O e(ntre) a música e o design não se configuraria, a princípio, como um
“espaço” facilmente identificável e ordenável por meio da linguagem por
exemplo, pois como potência ele estaria no âmbito da sensação mesma
do som e da imagem como pura possibilidade (uma possibilidade que
todavia tem um “desenho”, um design, portanto) mesmo que não tenha
ainda se realizado nas matérias ou nos corpos. “Não é o corpo que realiza,
mas é no corpo que algo se realiza, com o que o próprio corpo se torna
real ou substancial.”(17). O soundesign seria um virtual que se atualiza
como música ou como design, mas seria também uma possibilidade que
pode ou não se realizar nas matérias ou nos corpos, “um atual que
permanece possível e que não é forçosamente real”(18), “(...) é sensação
em si. Como se as flores sentissem a si mesmas sentindo o que as
compõe, tentativas de visão ou de olfato primeiros, antes de serem
percebidas ou mesmo sentidas por um agente nervoso e cerebrado”(19).

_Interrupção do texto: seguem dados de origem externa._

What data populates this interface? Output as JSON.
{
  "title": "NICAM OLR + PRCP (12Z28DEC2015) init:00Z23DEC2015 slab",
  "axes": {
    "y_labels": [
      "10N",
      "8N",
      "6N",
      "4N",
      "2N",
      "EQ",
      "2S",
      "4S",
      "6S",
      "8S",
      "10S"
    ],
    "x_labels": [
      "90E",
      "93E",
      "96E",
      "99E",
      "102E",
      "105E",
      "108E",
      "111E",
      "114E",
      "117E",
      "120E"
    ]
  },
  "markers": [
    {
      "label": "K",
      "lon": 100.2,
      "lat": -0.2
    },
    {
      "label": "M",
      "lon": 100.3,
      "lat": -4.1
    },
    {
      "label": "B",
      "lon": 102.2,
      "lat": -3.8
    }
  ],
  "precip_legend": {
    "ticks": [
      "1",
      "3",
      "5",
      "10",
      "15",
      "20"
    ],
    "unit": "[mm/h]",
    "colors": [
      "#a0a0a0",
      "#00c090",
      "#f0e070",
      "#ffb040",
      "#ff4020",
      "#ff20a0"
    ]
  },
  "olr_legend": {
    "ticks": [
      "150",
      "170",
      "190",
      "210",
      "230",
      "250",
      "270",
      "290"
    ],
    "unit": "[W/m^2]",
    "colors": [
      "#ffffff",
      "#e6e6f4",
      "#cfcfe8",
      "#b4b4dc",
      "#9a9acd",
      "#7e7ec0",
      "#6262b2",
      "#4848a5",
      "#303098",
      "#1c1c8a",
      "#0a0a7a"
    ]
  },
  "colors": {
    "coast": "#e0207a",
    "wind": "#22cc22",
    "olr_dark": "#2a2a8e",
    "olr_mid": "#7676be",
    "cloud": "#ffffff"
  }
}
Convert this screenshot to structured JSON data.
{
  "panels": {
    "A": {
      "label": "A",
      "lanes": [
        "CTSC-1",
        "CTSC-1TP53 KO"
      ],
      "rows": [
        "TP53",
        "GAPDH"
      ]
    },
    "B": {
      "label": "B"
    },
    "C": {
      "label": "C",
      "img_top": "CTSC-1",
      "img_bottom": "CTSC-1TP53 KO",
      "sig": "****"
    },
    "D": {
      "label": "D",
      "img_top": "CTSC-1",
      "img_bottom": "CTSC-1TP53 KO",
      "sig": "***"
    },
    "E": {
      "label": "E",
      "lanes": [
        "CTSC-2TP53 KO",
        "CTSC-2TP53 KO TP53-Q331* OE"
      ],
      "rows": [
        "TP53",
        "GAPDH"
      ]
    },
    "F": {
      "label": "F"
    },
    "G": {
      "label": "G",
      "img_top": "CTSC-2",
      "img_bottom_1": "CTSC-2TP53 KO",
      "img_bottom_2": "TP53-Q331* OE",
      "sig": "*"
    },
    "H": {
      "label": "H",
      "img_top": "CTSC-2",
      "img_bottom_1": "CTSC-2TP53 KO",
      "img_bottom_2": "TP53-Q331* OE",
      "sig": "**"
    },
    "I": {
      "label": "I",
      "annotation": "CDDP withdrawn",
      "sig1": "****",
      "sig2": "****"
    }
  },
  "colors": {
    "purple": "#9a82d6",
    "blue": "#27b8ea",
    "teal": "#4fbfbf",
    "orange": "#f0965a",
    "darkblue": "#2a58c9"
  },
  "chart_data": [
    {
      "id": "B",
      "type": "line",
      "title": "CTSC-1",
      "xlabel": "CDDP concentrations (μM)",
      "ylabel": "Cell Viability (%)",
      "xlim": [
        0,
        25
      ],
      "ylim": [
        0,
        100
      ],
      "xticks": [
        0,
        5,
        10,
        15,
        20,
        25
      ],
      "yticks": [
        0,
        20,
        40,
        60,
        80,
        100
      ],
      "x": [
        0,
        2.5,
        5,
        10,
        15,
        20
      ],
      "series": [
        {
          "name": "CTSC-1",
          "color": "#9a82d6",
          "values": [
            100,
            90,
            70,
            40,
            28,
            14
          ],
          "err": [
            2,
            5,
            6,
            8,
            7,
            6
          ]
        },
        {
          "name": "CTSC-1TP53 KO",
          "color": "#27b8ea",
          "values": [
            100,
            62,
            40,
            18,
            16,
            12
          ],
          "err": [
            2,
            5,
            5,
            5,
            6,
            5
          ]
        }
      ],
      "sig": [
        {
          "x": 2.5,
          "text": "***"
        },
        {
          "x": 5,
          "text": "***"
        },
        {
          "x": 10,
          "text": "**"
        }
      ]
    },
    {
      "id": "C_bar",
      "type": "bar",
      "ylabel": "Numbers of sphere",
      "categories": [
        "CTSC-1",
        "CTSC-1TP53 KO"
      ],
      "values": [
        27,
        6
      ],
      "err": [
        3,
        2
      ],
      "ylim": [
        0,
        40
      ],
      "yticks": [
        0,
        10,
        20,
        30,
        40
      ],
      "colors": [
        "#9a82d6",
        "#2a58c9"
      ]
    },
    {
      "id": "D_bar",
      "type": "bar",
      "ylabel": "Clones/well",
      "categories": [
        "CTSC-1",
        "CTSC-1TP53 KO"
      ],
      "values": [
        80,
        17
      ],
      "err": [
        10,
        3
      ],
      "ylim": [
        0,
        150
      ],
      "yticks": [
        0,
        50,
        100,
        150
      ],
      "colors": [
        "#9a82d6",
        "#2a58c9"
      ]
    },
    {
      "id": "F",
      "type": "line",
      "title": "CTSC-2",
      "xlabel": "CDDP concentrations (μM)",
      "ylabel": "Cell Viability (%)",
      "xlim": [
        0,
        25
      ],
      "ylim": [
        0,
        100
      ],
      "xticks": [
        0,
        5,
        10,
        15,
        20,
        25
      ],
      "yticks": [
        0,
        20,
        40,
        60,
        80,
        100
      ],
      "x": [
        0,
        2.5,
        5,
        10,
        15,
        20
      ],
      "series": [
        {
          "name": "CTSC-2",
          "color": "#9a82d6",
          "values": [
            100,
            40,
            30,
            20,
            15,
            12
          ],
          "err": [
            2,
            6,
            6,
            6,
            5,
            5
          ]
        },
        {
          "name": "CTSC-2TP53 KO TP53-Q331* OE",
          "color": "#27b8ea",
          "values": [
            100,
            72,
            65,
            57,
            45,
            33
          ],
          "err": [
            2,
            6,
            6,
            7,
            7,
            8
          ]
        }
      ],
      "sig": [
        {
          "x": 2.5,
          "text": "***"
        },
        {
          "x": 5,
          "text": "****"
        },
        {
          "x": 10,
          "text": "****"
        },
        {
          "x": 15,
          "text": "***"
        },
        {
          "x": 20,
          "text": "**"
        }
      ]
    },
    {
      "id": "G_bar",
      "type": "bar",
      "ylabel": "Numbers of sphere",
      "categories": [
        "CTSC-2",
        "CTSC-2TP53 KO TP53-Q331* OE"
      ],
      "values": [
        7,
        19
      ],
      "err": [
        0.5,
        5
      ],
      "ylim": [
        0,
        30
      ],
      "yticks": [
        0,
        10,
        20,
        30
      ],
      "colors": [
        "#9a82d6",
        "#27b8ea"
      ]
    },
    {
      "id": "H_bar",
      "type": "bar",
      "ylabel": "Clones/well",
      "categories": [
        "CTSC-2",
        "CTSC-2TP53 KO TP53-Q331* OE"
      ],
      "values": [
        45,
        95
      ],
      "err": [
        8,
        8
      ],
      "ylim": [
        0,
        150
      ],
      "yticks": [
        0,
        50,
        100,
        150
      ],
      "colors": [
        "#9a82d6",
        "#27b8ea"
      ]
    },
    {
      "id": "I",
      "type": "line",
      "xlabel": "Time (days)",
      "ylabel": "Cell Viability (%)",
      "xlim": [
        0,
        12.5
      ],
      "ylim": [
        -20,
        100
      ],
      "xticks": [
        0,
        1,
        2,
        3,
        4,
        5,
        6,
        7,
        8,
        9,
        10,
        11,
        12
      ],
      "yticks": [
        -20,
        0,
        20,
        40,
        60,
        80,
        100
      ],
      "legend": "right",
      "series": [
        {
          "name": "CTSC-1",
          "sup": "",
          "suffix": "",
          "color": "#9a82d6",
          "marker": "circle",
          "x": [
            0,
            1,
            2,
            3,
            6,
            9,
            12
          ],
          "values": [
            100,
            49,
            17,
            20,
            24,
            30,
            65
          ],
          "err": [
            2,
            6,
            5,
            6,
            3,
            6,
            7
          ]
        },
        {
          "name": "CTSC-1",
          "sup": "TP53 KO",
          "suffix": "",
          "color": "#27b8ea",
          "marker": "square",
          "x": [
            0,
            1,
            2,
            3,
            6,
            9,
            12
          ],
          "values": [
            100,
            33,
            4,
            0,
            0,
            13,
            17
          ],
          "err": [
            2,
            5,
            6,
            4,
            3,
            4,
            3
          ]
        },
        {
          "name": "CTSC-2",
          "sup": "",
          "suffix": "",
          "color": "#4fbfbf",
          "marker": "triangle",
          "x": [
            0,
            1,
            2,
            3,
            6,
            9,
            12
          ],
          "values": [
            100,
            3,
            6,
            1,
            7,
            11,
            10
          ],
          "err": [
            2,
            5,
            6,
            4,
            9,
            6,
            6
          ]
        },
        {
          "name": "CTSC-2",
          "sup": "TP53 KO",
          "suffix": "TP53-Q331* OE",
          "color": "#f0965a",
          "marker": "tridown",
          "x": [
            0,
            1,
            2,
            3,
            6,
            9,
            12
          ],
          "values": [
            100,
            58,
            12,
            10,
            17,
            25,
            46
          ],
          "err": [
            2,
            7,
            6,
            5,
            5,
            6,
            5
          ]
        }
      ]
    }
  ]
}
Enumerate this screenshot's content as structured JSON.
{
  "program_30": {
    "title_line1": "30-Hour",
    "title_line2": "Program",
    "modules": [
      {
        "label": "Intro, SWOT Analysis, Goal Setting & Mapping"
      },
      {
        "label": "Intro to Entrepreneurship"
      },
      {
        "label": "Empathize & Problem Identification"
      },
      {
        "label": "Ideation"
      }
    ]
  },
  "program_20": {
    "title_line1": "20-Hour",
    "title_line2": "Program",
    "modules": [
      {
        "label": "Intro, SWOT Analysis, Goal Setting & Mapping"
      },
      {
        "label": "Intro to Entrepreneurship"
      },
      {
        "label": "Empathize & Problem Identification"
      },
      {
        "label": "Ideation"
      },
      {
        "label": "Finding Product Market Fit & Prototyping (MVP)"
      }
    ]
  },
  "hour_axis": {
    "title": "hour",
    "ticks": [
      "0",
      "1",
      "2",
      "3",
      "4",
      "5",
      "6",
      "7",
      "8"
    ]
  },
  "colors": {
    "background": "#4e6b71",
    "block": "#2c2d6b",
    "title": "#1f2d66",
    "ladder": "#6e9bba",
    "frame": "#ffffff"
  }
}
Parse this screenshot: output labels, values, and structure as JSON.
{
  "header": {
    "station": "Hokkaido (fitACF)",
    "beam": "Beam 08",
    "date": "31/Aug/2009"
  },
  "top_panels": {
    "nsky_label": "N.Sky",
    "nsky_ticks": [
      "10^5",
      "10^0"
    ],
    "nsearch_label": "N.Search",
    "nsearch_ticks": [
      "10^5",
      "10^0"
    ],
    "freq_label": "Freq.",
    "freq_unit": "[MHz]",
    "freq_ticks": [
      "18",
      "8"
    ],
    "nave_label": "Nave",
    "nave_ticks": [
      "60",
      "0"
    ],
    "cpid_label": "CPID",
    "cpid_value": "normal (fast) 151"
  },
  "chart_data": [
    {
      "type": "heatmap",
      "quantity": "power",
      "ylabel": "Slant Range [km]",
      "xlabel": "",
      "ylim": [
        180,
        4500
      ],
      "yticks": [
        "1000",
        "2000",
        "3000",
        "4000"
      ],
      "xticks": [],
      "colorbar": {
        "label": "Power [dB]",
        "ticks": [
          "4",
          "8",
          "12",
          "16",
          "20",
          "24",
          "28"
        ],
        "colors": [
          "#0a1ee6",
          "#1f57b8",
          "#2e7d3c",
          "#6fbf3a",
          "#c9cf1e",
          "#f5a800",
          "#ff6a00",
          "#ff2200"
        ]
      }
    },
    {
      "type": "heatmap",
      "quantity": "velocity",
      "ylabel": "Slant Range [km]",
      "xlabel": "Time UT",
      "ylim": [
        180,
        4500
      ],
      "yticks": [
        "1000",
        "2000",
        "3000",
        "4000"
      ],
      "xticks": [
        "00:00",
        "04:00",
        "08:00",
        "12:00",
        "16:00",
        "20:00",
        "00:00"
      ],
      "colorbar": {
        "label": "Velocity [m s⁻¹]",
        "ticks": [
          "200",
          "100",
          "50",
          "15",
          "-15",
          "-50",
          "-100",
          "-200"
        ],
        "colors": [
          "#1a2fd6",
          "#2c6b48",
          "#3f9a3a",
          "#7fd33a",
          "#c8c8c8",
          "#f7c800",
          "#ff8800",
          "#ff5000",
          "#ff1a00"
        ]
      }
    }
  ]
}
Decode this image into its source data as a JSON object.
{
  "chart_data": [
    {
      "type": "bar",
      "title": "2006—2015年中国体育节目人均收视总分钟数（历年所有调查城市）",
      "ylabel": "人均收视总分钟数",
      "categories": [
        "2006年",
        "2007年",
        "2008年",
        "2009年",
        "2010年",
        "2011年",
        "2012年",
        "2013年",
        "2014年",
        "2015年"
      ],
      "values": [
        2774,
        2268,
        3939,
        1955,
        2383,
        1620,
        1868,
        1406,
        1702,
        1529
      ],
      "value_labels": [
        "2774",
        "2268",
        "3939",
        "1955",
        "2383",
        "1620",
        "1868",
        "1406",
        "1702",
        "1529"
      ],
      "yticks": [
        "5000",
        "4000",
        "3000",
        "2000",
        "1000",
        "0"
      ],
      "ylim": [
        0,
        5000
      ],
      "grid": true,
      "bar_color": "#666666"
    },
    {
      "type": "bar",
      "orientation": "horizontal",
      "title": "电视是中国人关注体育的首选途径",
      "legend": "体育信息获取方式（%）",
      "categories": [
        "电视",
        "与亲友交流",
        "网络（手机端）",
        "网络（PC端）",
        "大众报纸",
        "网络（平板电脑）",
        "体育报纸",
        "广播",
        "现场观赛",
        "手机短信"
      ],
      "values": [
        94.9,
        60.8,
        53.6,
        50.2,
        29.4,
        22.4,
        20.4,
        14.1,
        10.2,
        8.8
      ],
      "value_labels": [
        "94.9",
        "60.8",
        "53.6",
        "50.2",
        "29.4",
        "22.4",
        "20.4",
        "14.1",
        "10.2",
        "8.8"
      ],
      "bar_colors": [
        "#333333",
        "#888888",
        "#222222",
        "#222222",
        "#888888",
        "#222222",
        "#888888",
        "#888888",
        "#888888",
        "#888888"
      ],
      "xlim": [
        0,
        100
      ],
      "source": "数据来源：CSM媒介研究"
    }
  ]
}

A sensação, no sentido que tratam Deleuze e Guattari em “O que é a
Filosofia?”, não se confunde, todavia, com “emoção”, pois enquanto
“vibração contraída, tornada qualidade, variedade”, ela vai além de
qualquer tentativa de racionalização e conserva-se a si mesma antes que
o pensamento a transforme em algo lógico ou que se tenha chance de
reagir. É contemplação pura “que conserva o precedente no seguinte”,
segundo Deleuze e Guattari, e como tal, efetua-se sobre um plano de
composição em que “se forma contraindo o que a compõe, e compondo-
se com outras sensações que ela contrai por sua vez”(20). Para Deleuze e
Guattari todas as coisas tanto orgânicas quanto inorgânicas supõem uma
faculdade de “sentir” como um “cérebro coletivo”, global, capaz de
contrair e conservar os elementos fazendo-os ressoar (21). Esse
pensamento conduz a um viés “não unificado” das coisas que não mais se
configuram segundo uma ordem “começo-meio-fim”, num sentido linear,
mas convergem ou “divergem” em vários sentidos mesmo que ocorram
ao mesmo tempo.
Pensando o soundesign como sensação em si e a sensação como vibração
que conserva-se a si mesma e os dois fazendo parte de uma “realidade”,
esta noção implica que a realidade não estaria necessariamente
subordinada ao que vemos com os olhos, ao que ouvimos com os
ouvidos, ao que tocamos com as mãos. Nós vemos em parte com os
olhos, mas não exclusivamente, “felizmente a maioria de nós é capaz de
ver com os ouvidos, de ouvir e ver com o cérebro, com o estômago e com
a alma”(22). A realidade estaria “organizada” no domínio das frequências
“sem espaço nem tempo, apenas com eventos”(23) (ou acontecimentos).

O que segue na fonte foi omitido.